In many cases we weren’t even fully conscious of the anger or able to clearly identify its causes: we repressed it as well as suppressed it. We internalized the notion that getting upset or irritated about anything but actual physical assault or explicit insults made us “oversensitive” and “emotional”.
Also, society didn’t have the vocabulary back then to articulate a lot of these distinctions. You can’t fully understand what you can’t name, and having names for specific phenomena really helps you see what’s going on.
I still remember very clearly how slowly and hesitantly I first figured out the problem with what today would now be called a “microaggression”, which took place more than a quarter-century ago. A highly respected and very senior (and also nice! Not a bad guy! I knew that!) male colleague was giving a talk about a historical artifact from medieval Bavaria with decoration depicting a female personification of Urania or Science or something like that. And he remarked in passing something about her being “quite unattractive, like Bavarian women in general.”

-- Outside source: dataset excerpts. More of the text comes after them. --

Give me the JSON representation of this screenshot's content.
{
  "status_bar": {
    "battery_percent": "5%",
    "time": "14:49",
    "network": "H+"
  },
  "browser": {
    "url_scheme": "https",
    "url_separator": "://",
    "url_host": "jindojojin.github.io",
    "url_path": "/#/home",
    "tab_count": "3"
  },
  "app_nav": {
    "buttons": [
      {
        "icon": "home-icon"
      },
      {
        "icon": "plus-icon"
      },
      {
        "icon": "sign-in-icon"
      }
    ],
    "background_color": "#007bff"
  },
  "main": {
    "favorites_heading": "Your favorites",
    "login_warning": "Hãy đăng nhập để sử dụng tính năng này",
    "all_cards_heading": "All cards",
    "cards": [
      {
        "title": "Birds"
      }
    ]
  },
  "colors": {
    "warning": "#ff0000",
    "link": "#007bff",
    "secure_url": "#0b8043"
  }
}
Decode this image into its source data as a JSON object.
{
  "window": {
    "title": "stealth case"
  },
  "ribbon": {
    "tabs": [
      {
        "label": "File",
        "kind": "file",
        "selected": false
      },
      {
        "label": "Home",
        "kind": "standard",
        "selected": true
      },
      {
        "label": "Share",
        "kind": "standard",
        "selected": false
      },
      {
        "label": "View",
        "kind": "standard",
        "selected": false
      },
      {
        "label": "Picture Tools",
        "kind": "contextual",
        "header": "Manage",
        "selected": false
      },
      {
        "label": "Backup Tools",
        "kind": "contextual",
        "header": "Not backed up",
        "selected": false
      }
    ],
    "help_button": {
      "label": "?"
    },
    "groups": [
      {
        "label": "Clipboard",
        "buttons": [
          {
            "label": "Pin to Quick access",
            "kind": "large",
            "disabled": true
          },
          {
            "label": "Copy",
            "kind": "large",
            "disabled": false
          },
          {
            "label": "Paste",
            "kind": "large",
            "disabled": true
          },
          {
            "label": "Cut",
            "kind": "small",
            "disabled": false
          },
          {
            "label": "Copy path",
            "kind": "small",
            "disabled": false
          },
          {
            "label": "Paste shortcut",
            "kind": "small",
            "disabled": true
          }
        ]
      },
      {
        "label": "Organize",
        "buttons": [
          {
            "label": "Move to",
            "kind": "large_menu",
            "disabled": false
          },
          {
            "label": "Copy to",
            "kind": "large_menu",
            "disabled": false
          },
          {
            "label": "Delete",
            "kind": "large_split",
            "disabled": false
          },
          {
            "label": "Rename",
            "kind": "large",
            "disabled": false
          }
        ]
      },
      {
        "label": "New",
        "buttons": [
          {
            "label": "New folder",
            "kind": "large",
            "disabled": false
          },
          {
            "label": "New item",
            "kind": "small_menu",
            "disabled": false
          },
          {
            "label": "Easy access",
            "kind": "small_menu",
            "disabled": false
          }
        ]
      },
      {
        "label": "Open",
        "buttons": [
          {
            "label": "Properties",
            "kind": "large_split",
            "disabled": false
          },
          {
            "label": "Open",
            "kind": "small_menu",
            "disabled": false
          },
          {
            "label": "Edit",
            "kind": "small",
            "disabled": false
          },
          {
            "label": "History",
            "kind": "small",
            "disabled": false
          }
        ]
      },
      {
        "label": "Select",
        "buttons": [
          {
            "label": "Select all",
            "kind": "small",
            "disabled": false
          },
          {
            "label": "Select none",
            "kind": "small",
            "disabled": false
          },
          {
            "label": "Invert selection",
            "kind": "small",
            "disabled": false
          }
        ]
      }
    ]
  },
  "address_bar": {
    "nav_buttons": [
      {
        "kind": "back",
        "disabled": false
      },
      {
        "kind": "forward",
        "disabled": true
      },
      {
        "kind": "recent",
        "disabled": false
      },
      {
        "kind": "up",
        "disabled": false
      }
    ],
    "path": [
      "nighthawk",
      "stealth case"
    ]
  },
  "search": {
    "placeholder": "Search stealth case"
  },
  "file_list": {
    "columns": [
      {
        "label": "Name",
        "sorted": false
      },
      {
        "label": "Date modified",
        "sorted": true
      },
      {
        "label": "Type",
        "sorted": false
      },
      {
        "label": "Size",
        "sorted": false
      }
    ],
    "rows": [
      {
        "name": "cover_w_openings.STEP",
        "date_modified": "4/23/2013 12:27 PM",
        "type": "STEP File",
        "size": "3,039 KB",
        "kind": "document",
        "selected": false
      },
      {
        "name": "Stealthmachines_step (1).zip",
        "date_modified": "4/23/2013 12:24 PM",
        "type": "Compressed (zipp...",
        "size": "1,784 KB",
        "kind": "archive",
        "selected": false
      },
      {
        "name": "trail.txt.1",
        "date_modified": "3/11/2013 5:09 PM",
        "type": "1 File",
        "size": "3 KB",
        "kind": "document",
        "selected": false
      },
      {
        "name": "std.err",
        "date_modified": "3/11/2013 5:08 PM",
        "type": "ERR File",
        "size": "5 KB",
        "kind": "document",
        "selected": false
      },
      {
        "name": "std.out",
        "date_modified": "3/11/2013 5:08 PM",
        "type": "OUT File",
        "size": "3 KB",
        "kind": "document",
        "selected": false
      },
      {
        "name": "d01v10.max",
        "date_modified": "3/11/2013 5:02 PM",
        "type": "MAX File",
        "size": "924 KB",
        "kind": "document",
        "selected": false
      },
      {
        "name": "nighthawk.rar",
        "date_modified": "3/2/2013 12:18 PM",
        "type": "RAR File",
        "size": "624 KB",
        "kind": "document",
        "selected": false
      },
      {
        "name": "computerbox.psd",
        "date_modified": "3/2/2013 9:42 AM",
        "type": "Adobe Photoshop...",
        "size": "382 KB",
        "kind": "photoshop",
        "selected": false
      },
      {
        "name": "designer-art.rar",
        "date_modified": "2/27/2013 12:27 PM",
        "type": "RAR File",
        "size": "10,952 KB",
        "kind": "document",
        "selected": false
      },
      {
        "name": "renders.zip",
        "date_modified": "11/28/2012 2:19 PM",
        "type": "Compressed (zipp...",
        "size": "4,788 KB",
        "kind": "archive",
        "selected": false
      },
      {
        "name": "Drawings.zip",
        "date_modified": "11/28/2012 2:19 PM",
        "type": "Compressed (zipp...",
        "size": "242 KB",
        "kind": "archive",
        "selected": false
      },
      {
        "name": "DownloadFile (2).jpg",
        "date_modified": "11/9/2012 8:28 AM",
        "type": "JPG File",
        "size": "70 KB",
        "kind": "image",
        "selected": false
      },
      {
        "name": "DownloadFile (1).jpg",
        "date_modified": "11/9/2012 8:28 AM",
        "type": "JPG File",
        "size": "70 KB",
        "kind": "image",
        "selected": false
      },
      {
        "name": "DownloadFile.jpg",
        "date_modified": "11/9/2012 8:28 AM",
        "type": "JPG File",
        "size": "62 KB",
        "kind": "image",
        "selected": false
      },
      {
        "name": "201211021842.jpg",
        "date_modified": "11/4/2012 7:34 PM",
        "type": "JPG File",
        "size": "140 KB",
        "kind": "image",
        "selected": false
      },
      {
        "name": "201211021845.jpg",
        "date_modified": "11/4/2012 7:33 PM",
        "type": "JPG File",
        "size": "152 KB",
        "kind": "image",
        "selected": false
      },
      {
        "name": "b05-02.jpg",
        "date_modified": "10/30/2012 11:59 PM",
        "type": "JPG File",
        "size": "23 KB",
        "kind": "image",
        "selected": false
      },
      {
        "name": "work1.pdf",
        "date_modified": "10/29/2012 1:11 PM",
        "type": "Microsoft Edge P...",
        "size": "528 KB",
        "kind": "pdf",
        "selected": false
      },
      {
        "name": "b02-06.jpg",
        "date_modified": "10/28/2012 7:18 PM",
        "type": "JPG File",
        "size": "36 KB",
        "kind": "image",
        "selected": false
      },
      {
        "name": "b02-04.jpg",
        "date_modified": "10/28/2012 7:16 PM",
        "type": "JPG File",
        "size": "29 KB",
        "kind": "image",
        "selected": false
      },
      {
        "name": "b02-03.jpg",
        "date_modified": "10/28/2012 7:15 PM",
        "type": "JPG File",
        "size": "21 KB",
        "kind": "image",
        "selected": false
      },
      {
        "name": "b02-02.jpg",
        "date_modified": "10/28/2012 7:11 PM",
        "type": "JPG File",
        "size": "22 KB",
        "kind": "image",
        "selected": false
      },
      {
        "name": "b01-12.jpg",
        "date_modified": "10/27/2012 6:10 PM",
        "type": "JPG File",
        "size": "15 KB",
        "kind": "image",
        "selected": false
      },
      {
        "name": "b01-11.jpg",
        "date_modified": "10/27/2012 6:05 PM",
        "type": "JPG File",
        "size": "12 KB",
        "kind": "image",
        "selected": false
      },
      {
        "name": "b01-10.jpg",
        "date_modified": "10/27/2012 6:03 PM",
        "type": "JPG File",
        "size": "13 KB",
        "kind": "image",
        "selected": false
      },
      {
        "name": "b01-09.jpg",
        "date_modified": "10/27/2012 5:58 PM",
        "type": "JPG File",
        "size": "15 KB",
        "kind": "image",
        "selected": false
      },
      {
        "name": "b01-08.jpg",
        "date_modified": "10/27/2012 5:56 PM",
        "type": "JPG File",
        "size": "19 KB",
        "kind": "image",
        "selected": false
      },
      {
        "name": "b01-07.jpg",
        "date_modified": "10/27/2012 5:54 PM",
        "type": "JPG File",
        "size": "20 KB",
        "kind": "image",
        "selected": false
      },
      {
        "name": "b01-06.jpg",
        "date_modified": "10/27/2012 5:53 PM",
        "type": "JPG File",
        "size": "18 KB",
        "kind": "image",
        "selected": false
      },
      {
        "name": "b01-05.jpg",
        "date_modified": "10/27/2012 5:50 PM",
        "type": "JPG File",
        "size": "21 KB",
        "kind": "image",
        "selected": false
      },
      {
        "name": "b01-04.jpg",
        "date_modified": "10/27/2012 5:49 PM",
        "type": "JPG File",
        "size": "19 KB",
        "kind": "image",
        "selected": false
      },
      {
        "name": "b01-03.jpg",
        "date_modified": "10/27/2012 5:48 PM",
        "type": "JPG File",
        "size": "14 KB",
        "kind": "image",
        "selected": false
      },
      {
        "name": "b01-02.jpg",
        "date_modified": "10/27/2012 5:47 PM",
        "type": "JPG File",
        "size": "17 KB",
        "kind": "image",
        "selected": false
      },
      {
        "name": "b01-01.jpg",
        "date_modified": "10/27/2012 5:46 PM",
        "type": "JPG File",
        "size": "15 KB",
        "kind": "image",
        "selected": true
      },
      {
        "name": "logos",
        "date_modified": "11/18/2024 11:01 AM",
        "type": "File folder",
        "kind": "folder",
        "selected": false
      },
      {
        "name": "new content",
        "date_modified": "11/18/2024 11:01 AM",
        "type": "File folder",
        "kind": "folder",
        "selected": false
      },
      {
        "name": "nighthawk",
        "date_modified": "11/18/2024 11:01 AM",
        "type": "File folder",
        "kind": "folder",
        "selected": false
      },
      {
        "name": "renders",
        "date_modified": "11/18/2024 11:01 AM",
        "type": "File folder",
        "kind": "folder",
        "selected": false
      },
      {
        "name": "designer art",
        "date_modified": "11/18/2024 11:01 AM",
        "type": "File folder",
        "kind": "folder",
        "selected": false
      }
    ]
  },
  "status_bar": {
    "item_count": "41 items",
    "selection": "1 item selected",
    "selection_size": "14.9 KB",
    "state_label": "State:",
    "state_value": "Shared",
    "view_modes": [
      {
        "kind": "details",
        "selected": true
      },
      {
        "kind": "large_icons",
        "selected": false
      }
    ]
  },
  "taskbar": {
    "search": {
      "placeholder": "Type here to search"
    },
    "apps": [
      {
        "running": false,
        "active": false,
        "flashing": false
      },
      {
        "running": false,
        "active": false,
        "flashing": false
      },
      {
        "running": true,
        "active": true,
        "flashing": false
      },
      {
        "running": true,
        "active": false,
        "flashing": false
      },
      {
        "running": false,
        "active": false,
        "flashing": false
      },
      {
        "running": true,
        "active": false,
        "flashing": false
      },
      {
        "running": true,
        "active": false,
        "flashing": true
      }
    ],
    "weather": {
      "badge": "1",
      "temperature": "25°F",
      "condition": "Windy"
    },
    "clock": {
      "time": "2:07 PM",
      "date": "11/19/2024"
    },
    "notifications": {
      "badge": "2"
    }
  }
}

That just kinda bugged me, and I couldn’t figure out why, but it didn’t make me un-bugged. My clumsy and hesitant internal dialogue went something like this:
Yuck, that remark about the Bavarian women was sexist.
Why? Why should it bother me? I’m not a Bavarian woman, I don’t look like that sculpture, there weren’t any Bavarian women there to be insulted. What do I care?
But, like, that’s just his opinion that those women are unattractive.
So? Isn’t he allowed to have his opinion about which ethnicities of women he finds attractive or unattractive? Is it sexist just because a guy has his preferences?
Not that, but, he shouldn’t have said it in the talk.
Why not? Because I was there and I’m a woman? I can’t go around demanding that men censor what they say in front of me, that would just cause me all kinds of problems and you haven’t even come up with any reason why it was sexist or he shouldn’t have said it.
It’s just that… it didn’t even have anything to do with what he was talking about. Stuff you say in a talk is supposed to be relevant to the context.
So, maybe he thought it was relevant, why not?
But, why?..
…
It’s, like, the only reason you would think it was relevant to mention your opinion of female attractiveness in that context is if you believe that there’s NO context where your opinion of female attractiveness is NOT relevant. Like in any possible situation it’s open season for commenting on women’s looks.
…Well, yeah.
And isn’t that sexist?
Yeah, I guess it kind of is.
It’s challenging to articulate that the way I actually thought about it at the time without anachronistically inserting a lot of modern terminology from the way I think about it now! But I still remember how difficult it was to wrap my head around the issue and the “aha!” moment of realizing that yes, it does make sense for me to be bugged about this, and this is why.